Class ValuesSource.Bytes.WithOrdinals

Direct Known Subclasses:
ValuesSource.Bytes.WithOrdinals.FieldData
Enclosing class:
ValuesSource.Bytes

public abstract static class ValuesSource.Bytes.WithOrdinals extends ValuesSource.Bytes
Specialization of ValuesSource.Bytes who's underlying storage de-duplicates its bytes by storing them in a per-leaf sorted lookup table. Aggregations that are aware of these lookup tables can operate directly on the value's position in the table, know as the "ordinal". They can then later translate the ordinal into the BytesRef value.
  • Field Details

  • Constructor Details

    • WithOrdinals

      public WithOrdinals()
  • Method Details

    • docsWithValue

      public DocValueBits docsWithValue(org.apache.lucene.index.LeafReaderContext context) throws IOException
      Description copied from class: ValuesSource
      Get a "has any values" view into the values. It'll try to pick the "most native" way to check if there are any values, but it builds its own view into the values so if you need any of the actual values its best to use something like ValuesSource.bytesValues(org.apache.lucene.index.LeafReaderContext) or ValuesSource.Numeric.doubleValues(org.apache.lucene.index.LeafReaderContext) but if you just need to know if there are any values then use this.
      Overrides:
      docsWithValue in class ValuesSource.Bytes
      Throws:
      IOException
    • ordinalsValues

      public abstract org.apache.lucene.index.SortedSetDocValues ordinalsValues(org.apache.lucene.index.LeafReaderContext context) throws IOException
      Get a view into the leaf's ordinals and their BytesRef values.
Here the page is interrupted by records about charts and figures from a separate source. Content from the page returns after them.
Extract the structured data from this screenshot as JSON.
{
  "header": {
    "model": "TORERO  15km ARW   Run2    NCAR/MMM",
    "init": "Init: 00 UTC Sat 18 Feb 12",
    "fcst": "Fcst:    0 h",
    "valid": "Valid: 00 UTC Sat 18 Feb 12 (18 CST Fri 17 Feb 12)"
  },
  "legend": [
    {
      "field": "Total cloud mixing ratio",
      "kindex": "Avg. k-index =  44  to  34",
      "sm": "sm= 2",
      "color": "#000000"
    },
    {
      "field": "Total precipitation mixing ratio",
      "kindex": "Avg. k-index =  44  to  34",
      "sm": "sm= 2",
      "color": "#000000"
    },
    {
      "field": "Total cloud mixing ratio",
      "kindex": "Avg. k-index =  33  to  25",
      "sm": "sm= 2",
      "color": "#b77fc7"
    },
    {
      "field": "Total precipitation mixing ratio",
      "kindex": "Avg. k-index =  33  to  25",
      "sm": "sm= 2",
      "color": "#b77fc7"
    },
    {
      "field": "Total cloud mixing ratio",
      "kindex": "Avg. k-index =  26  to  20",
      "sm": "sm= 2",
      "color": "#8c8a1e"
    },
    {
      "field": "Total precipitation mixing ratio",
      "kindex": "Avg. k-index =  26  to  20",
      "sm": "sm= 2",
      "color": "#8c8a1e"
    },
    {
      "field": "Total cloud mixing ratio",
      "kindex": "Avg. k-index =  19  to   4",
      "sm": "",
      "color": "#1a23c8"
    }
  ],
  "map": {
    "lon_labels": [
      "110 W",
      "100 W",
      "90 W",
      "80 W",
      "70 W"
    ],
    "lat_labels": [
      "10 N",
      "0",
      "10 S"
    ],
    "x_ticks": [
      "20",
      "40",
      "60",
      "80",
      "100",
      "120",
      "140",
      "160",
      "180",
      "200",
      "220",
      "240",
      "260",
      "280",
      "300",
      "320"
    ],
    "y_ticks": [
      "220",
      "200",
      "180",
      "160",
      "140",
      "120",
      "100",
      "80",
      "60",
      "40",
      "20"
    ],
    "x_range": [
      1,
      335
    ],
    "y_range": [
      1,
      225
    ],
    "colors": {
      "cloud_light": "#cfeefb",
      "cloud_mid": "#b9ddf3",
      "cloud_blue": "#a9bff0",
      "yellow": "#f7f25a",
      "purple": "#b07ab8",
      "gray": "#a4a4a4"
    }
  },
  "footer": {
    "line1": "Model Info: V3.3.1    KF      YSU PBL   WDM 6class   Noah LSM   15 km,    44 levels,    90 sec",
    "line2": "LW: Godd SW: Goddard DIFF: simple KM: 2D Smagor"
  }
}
      Use DocValuesIterator.advanceExact(int), SortedSetDocValues.getValueCount(), and SortedSetDocValues.nextOrd() to fetch the ordinals. Use SortedSetDocValues.lookupOrd(long) to convert form the ordinal number into the BytesRef value. Make sure to copy the result if you need to keep it.
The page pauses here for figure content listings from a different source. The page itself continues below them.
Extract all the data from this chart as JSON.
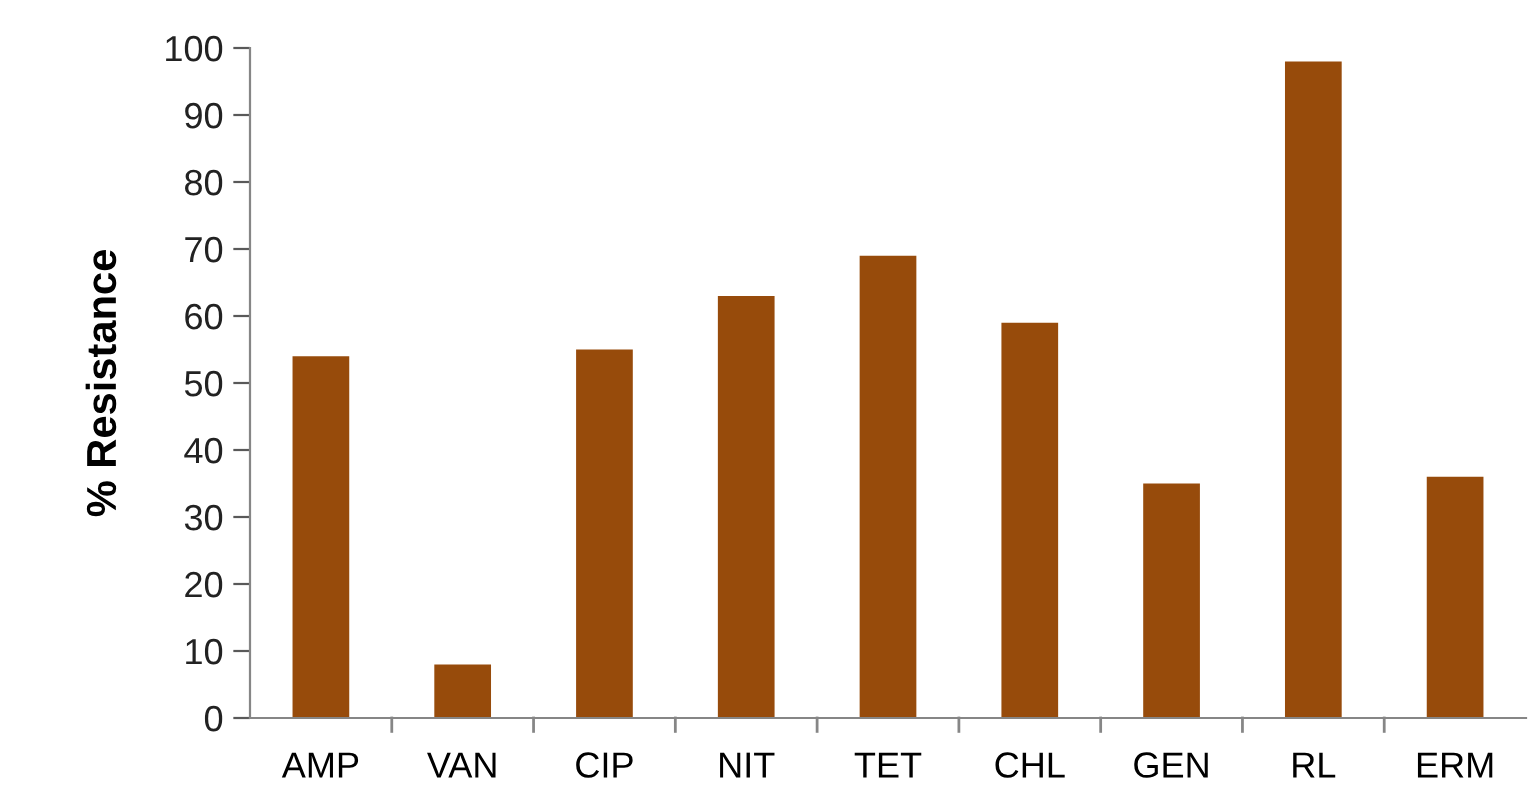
{
  "chart_data": {
    "type": "bar",
    "ylabel": "% Resistance",
    "categories": [
      "AMP",
      "VAN",
      "CIP",
      "NIT",
      "TET",
      "CHL",
      "GEN",
      "RL",
      "ERM"
    ],
    "values": [
      54,
      8,
      55,
      63,
      69,
      59,
      35,
      98,
      36
    ],
    "color": "#974b0b",
    "ylim": [
      0,
      100
    ],
    "yticks": [
      0,
      10,
      20,
      30,
      40,
      50,
      60,
      70,
      80,
      90,
      100
    ],
    "grid": false
  }
}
      Each leaf may have a different ordinal for the same byte array. Imagine, for example, an index where one leaf has the values "a", "b", "d" and another leaf has the values "b", "c", "d". "a" has the ordinal 0 in the first leaf and doesn't exist in the second leaf. "b" has the ordinal 1 in the first leaf and 0 in the second leaf. "c" doesn't exist in the first leaf and has the ordinal 1 in the second leaf. And "d" gets the ordinal 2 in both leaves.
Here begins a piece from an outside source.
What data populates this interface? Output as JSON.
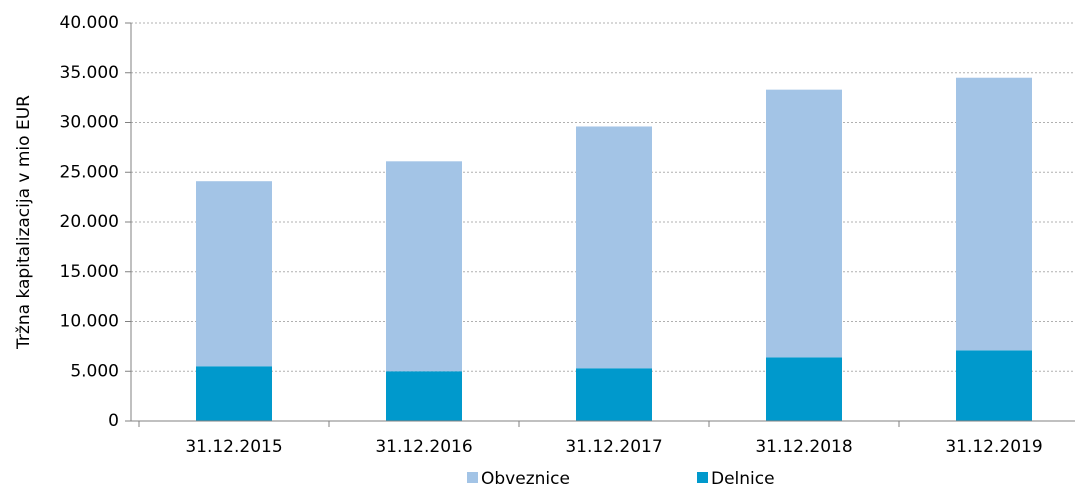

      If you have to compare the ordinals of values from different segments then you'd need to somehow merge them. globalOrdinalsValues(org.apache.lucene.index.LeafReaderContext) provides such a merging at the cost of longer startup times when the index has been modified.

      Throws:
      IOException
    • globalOrdinalsValues

      public abstract org.apache.lucene.index.SortedSetDocValues globalOrdinalsValues(org.apache.lucene.index.LeafReaderContext context) throws IOException
      Get a "global" view into the leaf's ordinals. This can require construction of fairly large set of lookups in memory so prefer ordinalsValues(org.apache.lucene.index.LeafReaderContext) unless you need the global view.

      This functions just like ordinalsValues(org.apache.lucene.index.LeafReaderContext) except that the ordinals that SortedSetDocValues.nextOrd() and SortedSetDocValues.lookupOrd(long) operate on are "global" to all segments in the shard. They are ordinals into a lookup table containing all values on the shard.

      Compare this to the example in the docs for ordinalsValues(org.apache.lucene.index.LeafReaderContext). Imagine, again, an index where one leaf has the values "a", "b", "d" and another leaf has the values "b", "c", "d". The global ordinal for "a" is 0. The global ordinal for "b" is 1. The global ordinal for "c" is 2. And the global ordinal for "d" is, you guessed it, 3.

      This makes comparing the values from different segments much simpler. But it comes with a fairly high memory cost and a substantial performance hit when this method is first called after modifying the index. If the global ordinals lookup hasn't been built then this method's runtime is roughly proportional to the number of distinct values on the field. If there are very few distinct values then the runtime'll be dominated by factors related to the number of segments. But in that case it'll be fast enough that you won't usually care.

      Throws:
      IOException
    • supportsGlobalOrdinalsMapping

      public abstract boolean supportsGlobalOrdinalsMapping()
      Whether this values source is able to provide a mapping between global and segment ordinals, by returning the underlying OrdinalMap. If this method returns false, then calling globalOrdinalsMapping(org.apache.lucene.index.LeafReaderContext) will result in an UnsupportedOperationException.
    • hasOrdinals

      public boolean hasOrdinals()
      Description copied from class: ValuesSource
      Check if this values source supports using global and segment ordinals.

      If this returns true then it is safe to cast it to ValuesSource.Bytes.WithOrdinals.

      Overrides:
      hasOrdinals in class ValuesSource
    • globalOrdinalsMapping

      public abstract LongUnaryOperator globalOrdinalsMapping(org.apache.lucene.index.LeafReaderContext context) throws IOException
      Returns a mapping from segment ordinals to global ordinals. This allows you to post process segment ordinals into global ordinals which could save you a few lookups. Also, operating on segment ordinals is likely to produce a more "dense" list of, say, counts.

      Anyone looking to use this strategy rather than looking up on the fly should benchmark well and update this documentation with what they learn.

      Throws:
      IOException
    • globalMaxOrd

      public long globalMaxOrd(org.apache.lucene.search.IndexSearcher indexSearcher) throws IOException
      Get the maximum global ordinal. Requires globalOrdinalsValues(org.apache.lucene.index.LeafReaderContext) so see the note about its performance.
      Throws:
      IOException